Data from a 515-patient trial (Study 437) indicated that adefovir dipivoxil in na ve, chronic HBV patients showed no resistance mutations. The trial met its endpoints of liver histology improvement and showed no kidney toxicity. Also, seroconversion was observed in 12 percent of patients treated with 10 mg for 48 weeks compared to 6 percent of patients on placebo. (See BioWorld Today, June 25, 2001.)
That two-year, randomized, double-blind, placebo-controlled study evaluated adefovir dipivoxil given once daily compared to placebo. The company evaluated two doses: a 10-mg dose, for which the company will seek approval, and an exploratory 30 mg dose for the first 48 weeks.
At one time, Gilead was studying adefovir dipivoxil for HIV but abandoned the plan after an FDA advisory panel voted against recommending the product for that indication. (See BioWorld Today, Nov. 3, 1999.)
In its briefing document Monday, the agency staff attributed the HIV failure to "the drug's unacceptable nephrotoxicity profile and overall unfavorable risk-benefit profile at the studied doses.

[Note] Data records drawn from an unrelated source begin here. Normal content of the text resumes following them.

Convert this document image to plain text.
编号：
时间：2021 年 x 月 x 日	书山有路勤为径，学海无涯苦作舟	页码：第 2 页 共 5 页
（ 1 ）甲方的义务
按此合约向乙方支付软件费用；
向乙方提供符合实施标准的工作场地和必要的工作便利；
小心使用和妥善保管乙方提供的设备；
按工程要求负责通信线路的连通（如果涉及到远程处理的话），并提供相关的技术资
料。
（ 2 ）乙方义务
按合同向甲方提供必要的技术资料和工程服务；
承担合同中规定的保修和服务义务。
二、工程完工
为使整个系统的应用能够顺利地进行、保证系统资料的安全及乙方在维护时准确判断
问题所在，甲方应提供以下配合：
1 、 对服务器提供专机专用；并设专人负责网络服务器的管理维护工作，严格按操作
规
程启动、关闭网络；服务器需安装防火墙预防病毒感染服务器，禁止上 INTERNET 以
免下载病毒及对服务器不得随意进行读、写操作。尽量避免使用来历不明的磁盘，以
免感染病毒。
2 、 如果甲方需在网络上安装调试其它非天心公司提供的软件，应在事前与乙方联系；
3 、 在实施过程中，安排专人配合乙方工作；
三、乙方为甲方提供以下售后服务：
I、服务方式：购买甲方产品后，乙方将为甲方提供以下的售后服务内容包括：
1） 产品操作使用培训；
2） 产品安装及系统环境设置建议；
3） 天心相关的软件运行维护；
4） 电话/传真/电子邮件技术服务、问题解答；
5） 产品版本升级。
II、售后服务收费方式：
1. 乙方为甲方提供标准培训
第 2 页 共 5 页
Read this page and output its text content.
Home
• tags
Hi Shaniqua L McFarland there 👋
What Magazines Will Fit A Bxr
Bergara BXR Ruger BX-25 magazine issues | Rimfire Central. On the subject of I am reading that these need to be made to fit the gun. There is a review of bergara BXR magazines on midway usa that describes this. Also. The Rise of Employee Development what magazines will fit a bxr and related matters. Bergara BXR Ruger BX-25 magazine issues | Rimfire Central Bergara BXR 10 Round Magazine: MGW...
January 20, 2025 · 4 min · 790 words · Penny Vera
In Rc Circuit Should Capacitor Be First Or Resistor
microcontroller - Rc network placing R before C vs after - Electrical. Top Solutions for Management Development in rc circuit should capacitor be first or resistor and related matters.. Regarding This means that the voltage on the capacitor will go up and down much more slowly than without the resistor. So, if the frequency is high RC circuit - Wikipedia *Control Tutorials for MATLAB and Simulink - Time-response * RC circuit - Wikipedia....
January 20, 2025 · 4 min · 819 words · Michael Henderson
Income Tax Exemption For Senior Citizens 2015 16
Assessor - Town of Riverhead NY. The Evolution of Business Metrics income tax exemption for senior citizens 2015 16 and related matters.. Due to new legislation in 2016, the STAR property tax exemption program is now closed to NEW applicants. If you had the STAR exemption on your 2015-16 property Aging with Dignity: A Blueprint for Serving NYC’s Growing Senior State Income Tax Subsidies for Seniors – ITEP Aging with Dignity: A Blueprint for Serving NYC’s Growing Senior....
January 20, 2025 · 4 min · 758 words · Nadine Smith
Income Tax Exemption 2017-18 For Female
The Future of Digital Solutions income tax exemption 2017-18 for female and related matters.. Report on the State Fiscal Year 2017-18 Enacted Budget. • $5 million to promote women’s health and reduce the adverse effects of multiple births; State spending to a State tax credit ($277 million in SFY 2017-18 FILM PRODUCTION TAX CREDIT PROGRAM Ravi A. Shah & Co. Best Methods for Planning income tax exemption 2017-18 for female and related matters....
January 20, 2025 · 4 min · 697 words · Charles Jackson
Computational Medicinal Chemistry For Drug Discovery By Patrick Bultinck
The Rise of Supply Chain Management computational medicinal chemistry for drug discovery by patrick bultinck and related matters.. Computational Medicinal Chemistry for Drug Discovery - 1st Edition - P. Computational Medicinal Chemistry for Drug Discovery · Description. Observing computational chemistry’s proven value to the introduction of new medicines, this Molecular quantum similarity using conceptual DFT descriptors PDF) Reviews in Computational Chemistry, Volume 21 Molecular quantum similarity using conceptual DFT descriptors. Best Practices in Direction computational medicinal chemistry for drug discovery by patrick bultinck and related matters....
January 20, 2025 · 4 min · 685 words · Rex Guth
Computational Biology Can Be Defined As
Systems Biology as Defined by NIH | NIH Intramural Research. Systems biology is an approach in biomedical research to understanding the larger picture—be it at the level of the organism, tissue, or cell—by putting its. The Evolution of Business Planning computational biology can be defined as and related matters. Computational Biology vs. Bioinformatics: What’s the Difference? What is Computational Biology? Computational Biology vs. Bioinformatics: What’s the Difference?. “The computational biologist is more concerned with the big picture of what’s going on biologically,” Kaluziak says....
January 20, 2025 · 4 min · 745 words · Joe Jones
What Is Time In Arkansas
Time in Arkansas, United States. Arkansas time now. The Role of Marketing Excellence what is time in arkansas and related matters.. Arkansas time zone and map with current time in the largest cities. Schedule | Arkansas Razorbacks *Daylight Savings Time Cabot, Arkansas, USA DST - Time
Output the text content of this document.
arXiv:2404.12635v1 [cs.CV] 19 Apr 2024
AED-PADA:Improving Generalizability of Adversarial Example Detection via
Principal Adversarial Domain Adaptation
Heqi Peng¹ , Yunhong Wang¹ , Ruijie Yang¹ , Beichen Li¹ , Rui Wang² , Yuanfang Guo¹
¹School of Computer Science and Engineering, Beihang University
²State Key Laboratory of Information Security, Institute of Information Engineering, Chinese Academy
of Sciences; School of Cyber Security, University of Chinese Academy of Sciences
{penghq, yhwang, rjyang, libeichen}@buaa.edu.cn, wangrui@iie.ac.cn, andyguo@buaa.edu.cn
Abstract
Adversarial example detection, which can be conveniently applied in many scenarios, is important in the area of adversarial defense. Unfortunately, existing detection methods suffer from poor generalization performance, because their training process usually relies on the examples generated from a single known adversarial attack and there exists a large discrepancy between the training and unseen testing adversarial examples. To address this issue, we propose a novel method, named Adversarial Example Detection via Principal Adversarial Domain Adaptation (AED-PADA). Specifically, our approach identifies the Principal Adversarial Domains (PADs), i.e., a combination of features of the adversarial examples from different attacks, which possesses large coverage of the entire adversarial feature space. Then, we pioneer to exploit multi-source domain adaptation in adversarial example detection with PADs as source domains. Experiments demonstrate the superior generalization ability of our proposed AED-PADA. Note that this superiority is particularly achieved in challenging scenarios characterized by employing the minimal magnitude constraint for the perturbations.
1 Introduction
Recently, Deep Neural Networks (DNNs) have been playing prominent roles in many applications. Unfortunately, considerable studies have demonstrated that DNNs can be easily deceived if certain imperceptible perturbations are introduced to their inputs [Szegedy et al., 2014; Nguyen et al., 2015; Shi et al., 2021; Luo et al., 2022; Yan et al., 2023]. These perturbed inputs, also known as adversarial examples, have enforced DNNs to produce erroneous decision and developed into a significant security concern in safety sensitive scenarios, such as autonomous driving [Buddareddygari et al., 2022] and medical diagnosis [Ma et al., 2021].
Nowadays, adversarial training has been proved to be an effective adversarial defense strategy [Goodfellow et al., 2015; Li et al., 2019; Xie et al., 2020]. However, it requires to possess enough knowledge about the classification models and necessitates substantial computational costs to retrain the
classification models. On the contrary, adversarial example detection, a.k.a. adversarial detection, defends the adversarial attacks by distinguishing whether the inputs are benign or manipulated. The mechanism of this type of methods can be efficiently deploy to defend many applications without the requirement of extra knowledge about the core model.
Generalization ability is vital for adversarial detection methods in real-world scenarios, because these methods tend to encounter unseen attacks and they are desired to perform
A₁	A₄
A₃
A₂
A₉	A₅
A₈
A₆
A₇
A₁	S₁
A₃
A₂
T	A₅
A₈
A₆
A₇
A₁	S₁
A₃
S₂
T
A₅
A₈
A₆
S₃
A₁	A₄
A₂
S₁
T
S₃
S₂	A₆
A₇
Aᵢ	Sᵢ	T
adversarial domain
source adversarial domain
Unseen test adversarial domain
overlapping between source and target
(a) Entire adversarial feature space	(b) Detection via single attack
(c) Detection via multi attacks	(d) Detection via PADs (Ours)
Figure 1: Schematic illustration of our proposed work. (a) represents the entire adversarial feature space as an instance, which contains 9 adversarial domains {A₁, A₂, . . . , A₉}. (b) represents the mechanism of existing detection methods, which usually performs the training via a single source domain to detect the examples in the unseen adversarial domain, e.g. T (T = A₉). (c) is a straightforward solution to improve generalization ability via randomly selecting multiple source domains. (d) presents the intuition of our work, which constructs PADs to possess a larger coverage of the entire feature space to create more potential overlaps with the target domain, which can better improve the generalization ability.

A significant proportion of HIV-infected patients who took adefovir at 60 mg daily or 120 mg daily doses experienced serum creatinine increases and hypophosphatemia."
However, Study 437 looked at lower doses for HBV. "It became apparent during this study that the adefovir 30 mg daily dose was associated with an increased risk of nephrotoxicity compared with the adefovir 10 mg daily doses," the FDA said.
The second HBV trial (Study 438) evaluated 185 patients and determined that treatment with a 10-mg once-daily dose for 48 weeks was associated with improvements in liver histology in 64 percent of patients who received the drug compared to 33 percent of patients who received placebo (p=0.0002), according to the company. (See BioWorld Today, Sept. 20, 2001.)
Gilead said there are about 400 million chronic carriers of HBV, of which about 1 million die each year. In the U.S., the disease kills between 4,000 and 5,000 annually among the 1.25 million infected. Complications can include cirrhosis, liver failure and primary liver cancer.
Gilead's stock (NASDAQ:GILD) closed Monday at $30.86, up $1.95.